Citer cet article: De Bandt D, Barriac B, Dambor A, Bourrion B. Pratique de l’échographie en médecine générale en France de 2012 à 2022. exercer 2025;212:163-9.
Lien URL: https://www.exercer.fr/full_article/2817
Introduction. L’échographie en médecine générale semble de plus en plus présente et permet d’optimiser la prise en charge des patients en soins primaires. Aucune étude ne quantifie l’activité des médecins généralistes (MG) français en échographie.

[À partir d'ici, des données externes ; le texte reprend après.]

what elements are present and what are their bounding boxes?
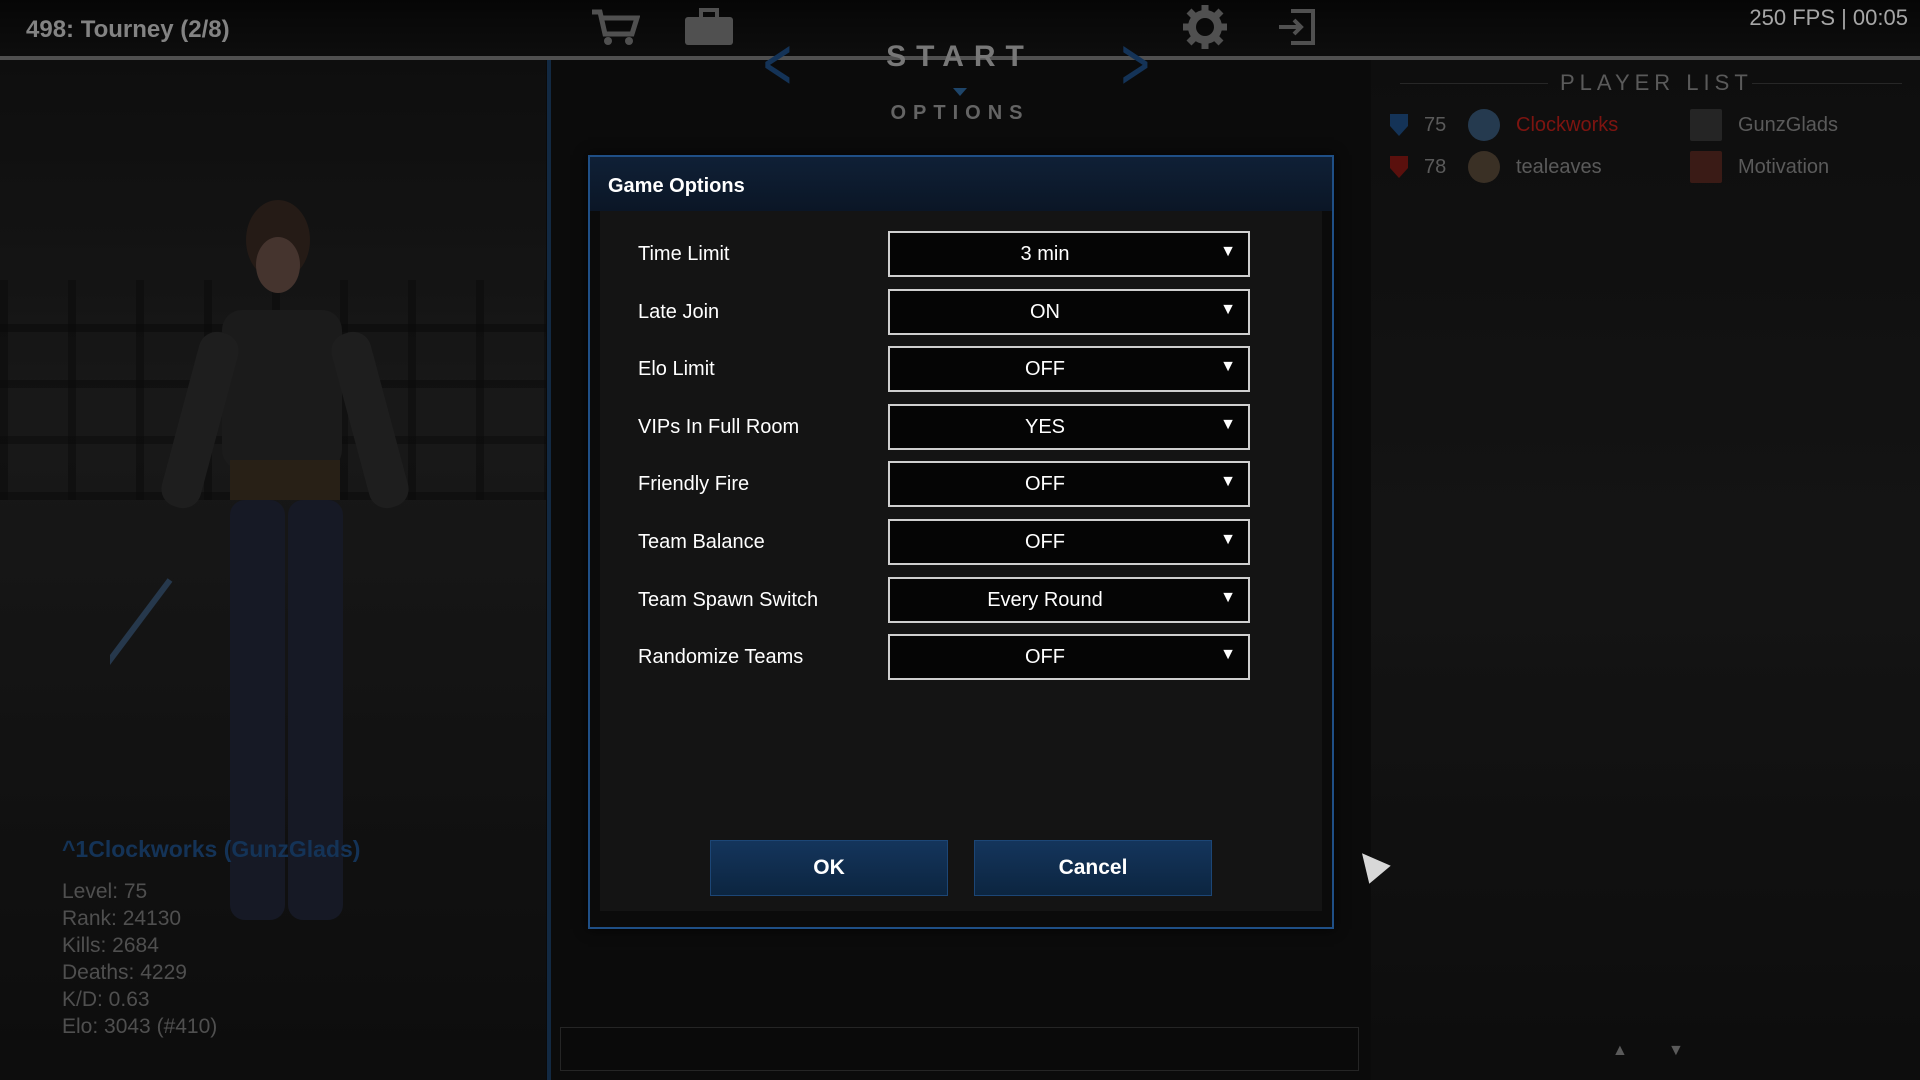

Objectifs. Décrire l’activité de soins des MG français en matière d’échographie.
Méthode. Cette étude observationnelle rétrospective de cohorte analysait la base de données des dépenses de santé ambulatoire de l’Assurance maladie de 2012 à 2022. Les actes d’échographie cotés ont été extraits. Les données mensuelles ont été présentées en nombre d’actes et dépenses par praticien libéral en activité. Des modèles de régressions logistiques segmentées ont été réalisés pour analyser les tendances d’évolution des courbes obtenues.
Résultats. La médecine générale était la troisième spécialité la plus effectrice d’échographies après la radiologie et la cardiologie. 4,27 actes par généraliste et par mois ont été dénombrés en 2012 avec une augmentation de 0,01 (p < 0,01) actes par médecin et par mois jusqu’en 2020. L’activité chutait en 2020 et stagnait jusqu’en 2022. Les autres spécialités n’étaient pas impactées par la baisse d’activité de 2020. Leur activité augmentait sur toute la période de l’étude, sauf en radiologie où l’année 2020 était associée à une baisse d’activité suivie d’une période d’évolution plus faible qu’avant 2020.

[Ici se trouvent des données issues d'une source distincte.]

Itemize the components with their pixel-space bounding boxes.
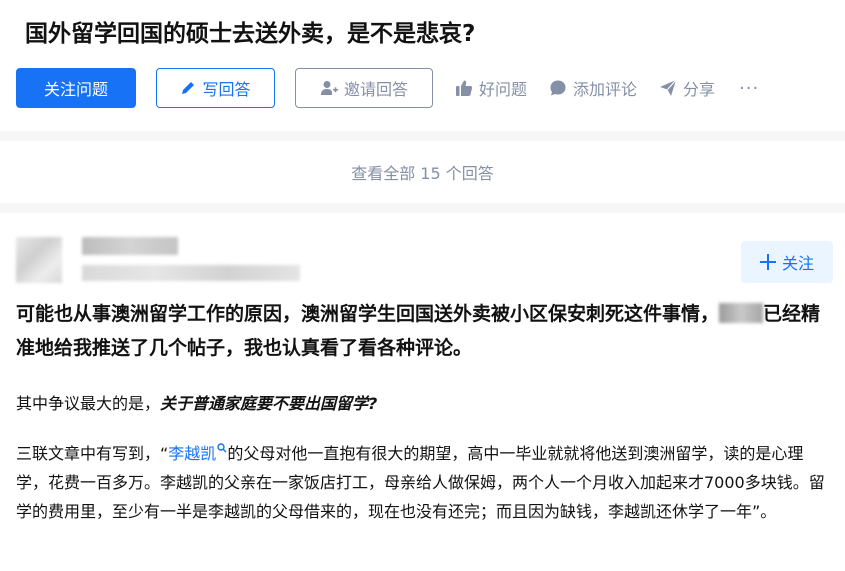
pencil-icon xyxy=(182,82,195,94)
lead-text-1: 可能也从事澳洲留学工作的原因，澳洲留学生回国送外卖被小区保安刺死这件事情， xyxy=(16,303,720,325)
search-icon xyxy=(217,443,227,453)
more-icon[interactable]: ··· xyxy=(739,78,759,99)
redacted-name xyxy=(719,303,764,323)
share-label: 分享 xyxy=(683,80,716,99)
share-button[interactable]: 分享 xyxy=(659,76,715,100)
write-answer-label: 写回答 xyxy=(202,80,251,99)
question-actions: 关注问题 写回答 邀请回答 好问题 添加评论 分享 ··· xyxy=(16,67,759,109)
good-question-button[interactable]: 好问题 xyxy=(455,76,527,100)
answer-lead: 可能也从事澳洲留学工作的原因，澳洲留学生回国送外卖被小区保安刺死这件事情， 已经精… xyxy=(16,297,828,365)
add-comment-label: 添加评论 xyxy=(573,80,638,99)
comment-icon xyxy=(550,80,566,96)
answer-card: 关注 可能也从事澳洲留学工作的原因，澳洲留学生回国送外卖被小区保安刺死这件事情，… xyxy=(0,213,845,571)
invite-answer-button[interactable]: 邀请回答 xyxy=(295,68,433,108)
person-link[interactable]: 李越凯 xyxy=(168,443,227,463)
invite-answer-label: 邀请回答 xyxy=(343,80,408,99)
write-answer-button[interactable]: 写回答 xyxy=(156,68,275,108)
answer-paragraph-2: 三联文章中有写到，“李越凯 的父母对他一直抱有很大的期望，高中一毕业就就将他送到澳… xyxy=(16,439,828,526)
plus-icon xyxy=(759,254,776,270)
follow-question-button[interactable]: 关注问题 xyxy=(16,68,136,108)
p2-prefix: 三联文章中有写到，“ xyxy=(16,444,169,463)
view-all-answers-link[interactable]: 查看全部 15 个回答 xyxy=(351,160,494,184)
question-header: 国外留学回国的硕士去送外卖，是不是悲哀? 关注问题 写回答 邀请回答 好问题 添… xyxy=(0,0,845,131)
follow-author-button[interactable]: 关注 xyxy=(741,241,833,283)
view-all-answers-bar: 查看全部 15 个回答 xyxy=(0,141,845,203)
person-link-label: 李越凯 xyxy=(168,444,217,463)
add-comment-button[interactable]: 添加评论 xyxy=(549,76,637,100)
answer-content: 可能也从事澳洲留学工作的原因，澳洲留学生回国送外卖被小区保安刺死这件事情， 已经精… xyxy=(16,297,828,526)
p1-text: 其中争议最大的是， xyxy=(16,394,161,413)
avatar[interactable] xyxy=(16,237,62,283)
answer-paragraph-1: 其中争议最大的是，关于普通家庭要不要出国留学? xyxy=(16,389,828,418)
follow-author-label: 关注 xyxy=(781,254,814,273)
p1-emphasis: 关于普通家庭要不要出国留学? xyxy=(160,394,378,413)
paper-plane-icon xyxy=(660,79,677,96)
author-bio-redacted xyxy=(82,265,300,281)
author-name-redacted[interactable] xyxy=(82,237,178,255)
thumbs-up-icon xyxy=(456,80,473,96)
question-title[interactable]: 国外留学回国的硕士去送外卖，是不是悲哀? xyxy=(25,14,475,48)
add-user-icon xyxy=(320,81,338,95)
good-question-label: 好问题 xyxy=(479,80,528,99)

Conclusion. Cette étude mettait en évidence un véritable attrait de la médecine ambulatoire pour les actes d’échographie toutes spécialités confondues. Mais cet attrait a été freiné par l’épidémie de Covid en 2020 surtout pour la médecine générale et la radiologie ambulatoires. contrairement aux autres spécialités. Cette étude analysait uniquement les actes cotés par les MG. Les actes d’échographie clinique n’étaient pas pris en compte ce qui sous-évaluait les résultats en médecine générale.
Introduction. Ultrasound in general practice is increasingly present and makes it possible to optimize the management of patients in primary care. But no study has quantified the use of French general practitioners (GPs) in ultrasound.

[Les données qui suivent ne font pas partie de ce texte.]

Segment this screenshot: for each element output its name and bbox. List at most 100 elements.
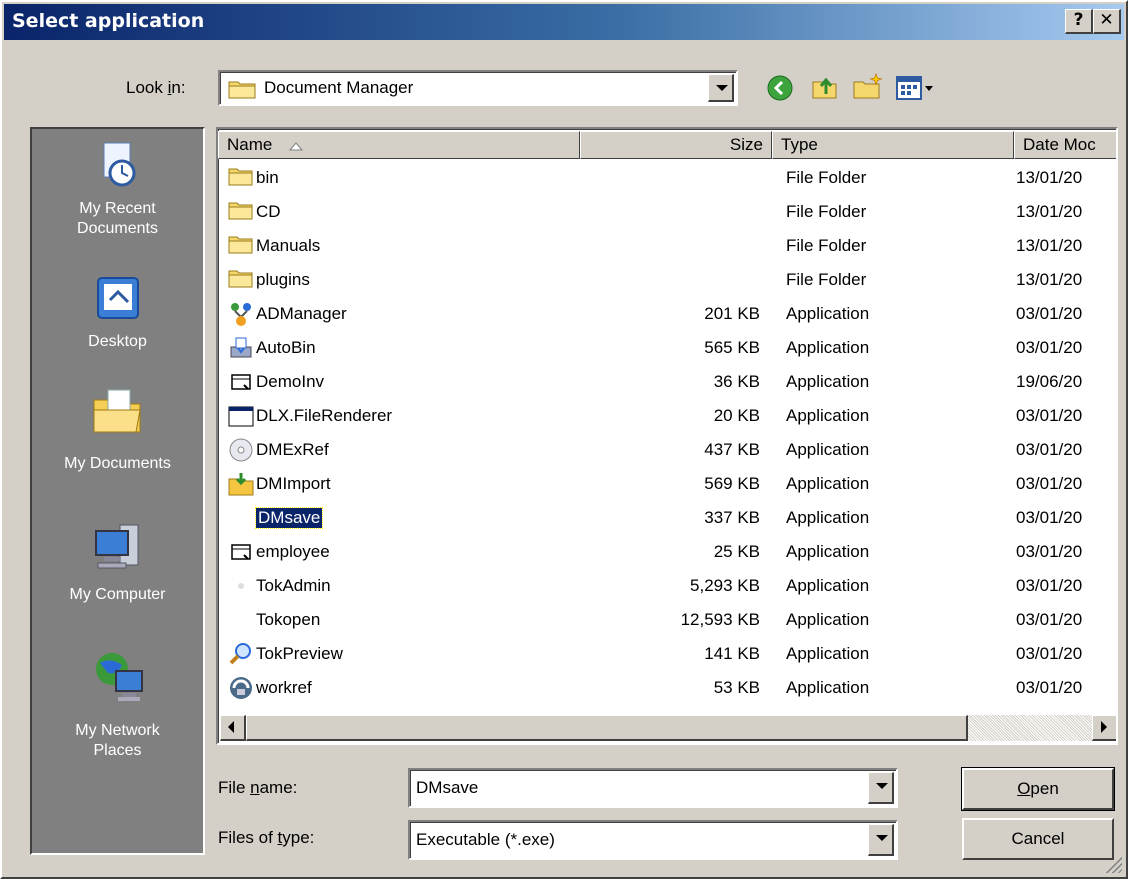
file-row[interactable]: CD File Folder 13/01/20 (220, 196, 1114, 229)
files-of-type-label: Files of type: (218, 828, 315, 847)
file-date-cell: 03/01/20 (1016, 610, 1083, 629)
file-row[interactable]: workref 53 KB Application 03/01/20 (220, 672, 1114, 705)
scroll-left-arrow-icon (228, 721, 234, 733)
file-type-cell: Application (786, 644, 870, 663)
scroll-right-button[interactable] (1092, 715, 1116, 741)
title-bar[interactable]: Select application ? ✕ (4, 4, 1124, 40)
cancel-button[interactable]: Cancel (962, 818, 1114, 860)
network-places-icon (32, 649, 203, 711)
my-documents-icon (32, 384, 203, 446)
file-type-cell: Application (786, 678, 870, 697)
file-size-cell: 25 KB (713, 542, 760, 561)
file-size-cell: 201 KB (704, 304, 760, 323)
file-size-cell: 12,593 KB (680, 610, 760, 629)
file-name-cell: plugins (228, 267, 310, 293)
file-date-cell: 13/01/20 (1016, 270, 1083, 289)
file-type-cell: Application (786, 474, 870, 493)
place-recent-documents[interactable]: My Recent Documents (32, 139, 203, 239)
places-bar: My Recent Documents Desktop My Documents… (30, 127, 205, 855)
open-button[interactable]: Open (961, 767, 1115, 811)
file-date-cell: 03/01/20 (1016, 576, 1083, 595)
file-row[interactable]: Tokopen 12,593 KB Application 03/01/20 (220, 604, 1114, 637)
place-network-places[interactable]: My Network Places (32, 649, 203, 761)
place-desktop[interactable]: Desktop (32, 272, 203, 352)
file-row[interactable]: AutoBin 565 KB Application 03/01/20 (220, 332, 1114, 365)
file-type-cell: File Folder (786, 202, 867, 221)
look-in-combobox[interactable]: Document Manager (218, 70, 738, 106)
file-type-cell: Application (786, 338, 870, 357)
select-application-dialog: Select application ? ✕ Look in: Document… (0, 0, 1128, 879)
column-header-size[interactable]: Size (580, 131, 772, 159)
horizontal-scrollbar[interactable] (220, 715, 1116, 741)
look-in-dropdown-arrow[interactable] (708, 74, 734, 102)
sort-ascending-icon (289, 133, 304, 158)
file-size-cell: 20 KB (713, 406, 760, 425)
file-name-input[interactable]: DMsave (416, 778, 478, 798)
scroll-left-button[interactable] (220, 715, 246, 741)
files-of-type-dropdown-arrow[interactable] (868, 824, 894, 856)
recent-documents-icon (32, 139, 203, 197)
desktop-icon (32, 272, 203, 330)
file-type-cell: Application (786, 508, 870, 527)
file-name-label: File name: (218, 778, 298, 797)
folder-icon (228, 165, 254, 191)
file-type-cell: Application (786, 576, 870, 595)
file-row[interactable]: plugins File Folder 13/01/20 (220, 264, 1114, 297)
file-type-cell: File Folder (786, 236, 867, 255)
files-of-type-combobox[interactable]: Executable (*.exe) (408, 820, 898, 860)
up-folder-icon[interactable] (810, 72, 840, 107)
close-button[interactable]: ✕ (1093, 9, 1121, 34)
my-computer-icon (32, 519, 203, 581)
column-header-type[interactable]: Type (772, 131, 1014, 159)
file-row[interactable]: TokAdmin 5,293 KB Application 03/01/20 (220, 570, 1114, 603)
file-row[interactable]: DLX.FileRenderer 20 KB Application 03/01/20 (220, 400, 1114, 433)
help-button[interactable]: ? (1065, 9, 1093, 34)
scroll-right-arrow-icon (1101, 721, 1107, 733)
files-of-type-value: Executable (*.exe) (416, 830, 555, 849)
file-type-cell: Application (786, 406, 870, 425)
new-folder-icon[interactable] (852, 72, 884, 107)
file-row[interactable]: DMsave 337 KB Application 03/01/20 (220, 502, 1114, 535)
file-type-cell: Application (786, 304, 870, 323)
file-date-cell: 03/01/20 (1016, 644, 1083, 663)
file-row[interactable]: employee 25 KB Application 03/01/20 (220, 536, 1114, 569)
file-type-cell: Application (786, 542, 870, 561)
file-size-cell: 565 KB (704, 338, 760, 357)
file-date-cell: 03/01/20 (1016, 508, 1083, 527)
file-size-cell: 53 KB (713, 678, 760, 697)
place-my-documents[interactable]: My Documents (32, 384, 203, 474)
file-name-cell: bin (228, 165, 279, 191)
file-row[interactable]: Manuals File Folder 13/01/20 (220, 230, 1114, 263)
back-icon[interactable] (766, 74, 794, 107)
file-type-cell: File Folder (786, 168, 867, 187)
file-row[interactable]: ADManager 201 KB Application 03/01/20 (220, 298, 1114, 331)
file-type-cell: Application (786, 610, 870, 629)
resize-grip[interactable] (1106, 857, 1122, 873)
file-row[interactable]: bin File Folder 13/01/20 (220, 162, 1114, 195)
file-row[interactable]: DMImport 569 KB Application 03/01/20 (220, 468, 1114, 501)
window-title: Select application (12, 10, 205, 32)
view-menu-icon[interactable] (895, 74, 935, 107)
file-size-cell: 5,293 KB (690, 576, 760, 595)
file-date-cell: 03/01/20 (1016, 304, 1083, 323)
place-my-computer[interactable]: My Computer (32, 519, 203, 605)
file-date-cell: 13/01/20 (1016, 168, 1083, 187)
file-date-cell: 13/01/20 (1016, 202, 1083, 221)
file-name-combobox[interactable]: DMsave (408, 768, 898, 808)
folder-icon (228, 267, 254, 293)
file-name-cell: Manuals (228, 233, 320, 259)
file-size-cell: 141 KB (704, 644, 760, 663)
column-header-date[interactable]: Date Moc (1014, 131, 1116, 159)
look-in-value: Document Manager (264, 78, 414, 97)
scroll-thumb[interactable] (246, 715, 968, 741)
column-header-name[interactable]: Name (218, 131, 580, 159)
file-size-cell: 569 KB (704, 474, 760, 493)
file-row[interactable]: TokPreview 141 KB Application 03/01/20 (220, 638, 1114, 671)
file-size-cell: 337 KB (704, 508, 760, 527)
folder-icon (228, 199, 254, 225)
file-row[interactable]: DemoInv 36 KB Application 19/06/20 (220, 366, 1114, 399)
file-name-dropdown-arrow[interactable] (868, 772, 894, 804)
file-date-cell: 03/01/20 (1016, 678, 1083, 697)
file-list[interactable]: Name Size Type Date Moc bin File Folder 13… (216, 127, 1118, 745)
file-row[interactable]: DMExRef 437 KB Application 03/01/20 (220, 434, 1114, 467)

Aims. To describe the French GPs practices towards ultrasonography in France.
Method. This retrospective observational cohort study analyzed the city health expenditure database of French social security from 2012 to 2022. All ultrasound acts reimbursed were extracted. The data analyzed were presented in monthly acts by practitioner in city. Segmented linear regression were done to analyze trends variations of sonography activity.
Results. General Practice was the third speciality performing sonography behind Radiology and Cardiology. The activity began at 4.27 acts per practitioner per month and increased to 0.01 (p<0.01) act per practitioner per month from 2012 to 2020. The activity dropped on 2020 and then stabilized until 2022. Other specialties were not impacted by the drop on 2020. Their activities increased on the study period except for Radiology for the 2020 activity followed by a catch-up period less important than before 2020.
Conclusion. This study showed a real attraction for echography from all medical specialties. But this activity seemed to have been slowed down since the beginning of covid epidemic, especially for general practice and radiology which is not the case for other specialists. This study only analyzed radiological ultrasound procedures reimbursed by French social security scheme. Point of care ultrasound procedures were therefore not considered, which underestimates the results.